Director: Jimmy Sangster
Writers: Jeremy Burnham and Jimmy Sangster
Cast: Ralph Bates, Kate O’Mara, Veronica Carlson, Dennis Price, Jon Finch, Bernard Archard, Graham James, James Hayter, Joan Rice, Stephen Turner, Neil Wilson, James Cossins, Glenys O’Brien, Geoffrey Lumsden, C. Lethbridge Baker, Terry Duggan, George Belbin, Hal Jeayes, Carol Jeayes, Michael Goldie, and Dave Prowse
Composer: Malcolm Williamson
Release Date: 11/8/1970
MPAA Rating: R
Upon murdering his father (George Belbin) and inheriting a fortune, Baron Victor Frankenstein (Ralph Bates)—a brilliant young scientist devoid of conscience—creates a towering monster (Dave Prowse) from spare body parts. Soon thereafter, the creature begins terrorizing the residents near Castle Frankenstein—with a harrowing outcome for Victor’s maid Alys (Kate O’Mara) and childhood friend Elizabeth Heiss (Veronica Carlson).
Combining the premise for The Curse of Frankenstein with tongue-in-cheek aspects, The Horror of Frankenstein may evoke criticism for its derivative content and goofy British humor. All but diehard Hammer buffs may therefore wish to avoid this film, which also suffers from constant pacing issues, dreadful makeup effects, and unlikable main characters.

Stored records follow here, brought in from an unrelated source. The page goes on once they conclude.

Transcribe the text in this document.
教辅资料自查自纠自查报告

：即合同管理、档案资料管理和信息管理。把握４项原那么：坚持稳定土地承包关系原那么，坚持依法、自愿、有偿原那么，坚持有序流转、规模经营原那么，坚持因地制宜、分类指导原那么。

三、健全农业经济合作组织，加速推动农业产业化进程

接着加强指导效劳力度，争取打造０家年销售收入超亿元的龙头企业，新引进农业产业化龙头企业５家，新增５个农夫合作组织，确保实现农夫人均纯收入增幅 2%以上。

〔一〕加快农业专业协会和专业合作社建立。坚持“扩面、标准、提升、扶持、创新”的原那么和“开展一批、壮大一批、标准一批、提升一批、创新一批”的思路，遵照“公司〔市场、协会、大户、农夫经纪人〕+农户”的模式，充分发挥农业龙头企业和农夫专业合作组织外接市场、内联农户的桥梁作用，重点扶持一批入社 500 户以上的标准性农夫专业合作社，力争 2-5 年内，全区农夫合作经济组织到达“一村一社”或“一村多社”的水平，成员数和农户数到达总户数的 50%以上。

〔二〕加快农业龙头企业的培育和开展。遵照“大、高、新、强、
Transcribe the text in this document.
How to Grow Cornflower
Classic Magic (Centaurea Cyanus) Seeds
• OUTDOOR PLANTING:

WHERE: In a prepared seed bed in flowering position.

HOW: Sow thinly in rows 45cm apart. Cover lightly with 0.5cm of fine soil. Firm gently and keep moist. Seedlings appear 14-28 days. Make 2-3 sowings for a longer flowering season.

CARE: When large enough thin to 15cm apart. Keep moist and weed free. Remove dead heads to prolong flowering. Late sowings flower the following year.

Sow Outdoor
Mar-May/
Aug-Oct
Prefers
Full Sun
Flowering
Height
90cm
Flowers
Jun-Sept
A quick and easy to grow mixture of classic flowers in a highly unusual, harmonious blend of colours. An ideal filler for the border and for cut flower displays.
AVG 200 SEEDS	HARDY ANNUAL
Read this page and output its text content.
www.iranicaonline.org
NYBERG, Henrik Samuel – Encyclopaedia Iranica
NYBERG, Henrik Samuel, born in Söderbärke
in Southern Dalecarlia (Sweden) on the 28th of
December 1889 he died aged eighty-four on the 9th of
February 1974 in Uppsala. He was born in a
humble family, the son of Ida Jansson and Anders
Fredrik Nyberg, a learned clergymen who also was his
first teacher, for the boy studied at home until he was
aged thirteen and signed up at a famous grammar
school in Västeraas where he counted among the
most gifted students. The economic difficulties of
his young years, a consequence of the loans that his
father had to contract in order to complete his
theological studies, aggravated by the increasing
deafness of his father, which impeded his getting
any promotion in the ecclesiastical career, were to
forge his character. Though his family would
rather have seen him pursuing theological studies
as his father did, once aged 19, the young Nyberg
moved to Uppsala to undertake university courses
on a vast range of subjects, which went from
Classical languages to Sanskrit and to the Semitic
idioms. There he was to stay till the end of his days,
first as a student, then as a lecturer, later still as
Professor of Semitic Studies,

The Horror of Frankenstein will likely earn praise—at least from Gothic horror fans—for its creepy castle setting, which helps to establish a thick, penetrating atmosphere prior to the monster’s arrival in the final act. Especially ominous are the grimy dungeons, shadowy walls, and laboratory props featured in the abode of Victor Frankenstein—all reminiscent of the 1931 version starring Boris Karloff.
Viewers may feel nothing but contempt for Victor, who shows no remorse for killing and framing many good, innocent people in his life—in contrast to Peter Cushing’s portrayal of the Baron, who, though arrogant and supercilious, comes across as sympathetic in his quest to conquer death at any cost.
Frankenstein enthusiasts may likewise condemn this film for its lame depiction of the monster, who benefits only from the enormous stature of David Prowse—known for playing Darth Vader in the original Star Wars trilogy. In addition to his unconvincing visage, for example, the monster is marred by a notable lack of personality, existing for the sole purpose of wreaking havoc along the countryside—similar to the Christopher Lee creature from The Curse of Frankenstein, albeit less horrifying in appearance.
Forgoing the philosophical insight of both Mary Shelley’s novel and prior installments in the Hammer Frankenstein series, The Horror of Frankenstein may fail to satisfy those of an analytical nature.
The Horror of Frankenstein provides a languid, mean-spirited, and superfluous update on The Curse of Frankenstein. Classic horror audiences may, however, appreciate this Hammer entry for its haunting and elaborate set pieces—possibly inspired by the early Universal Monster films.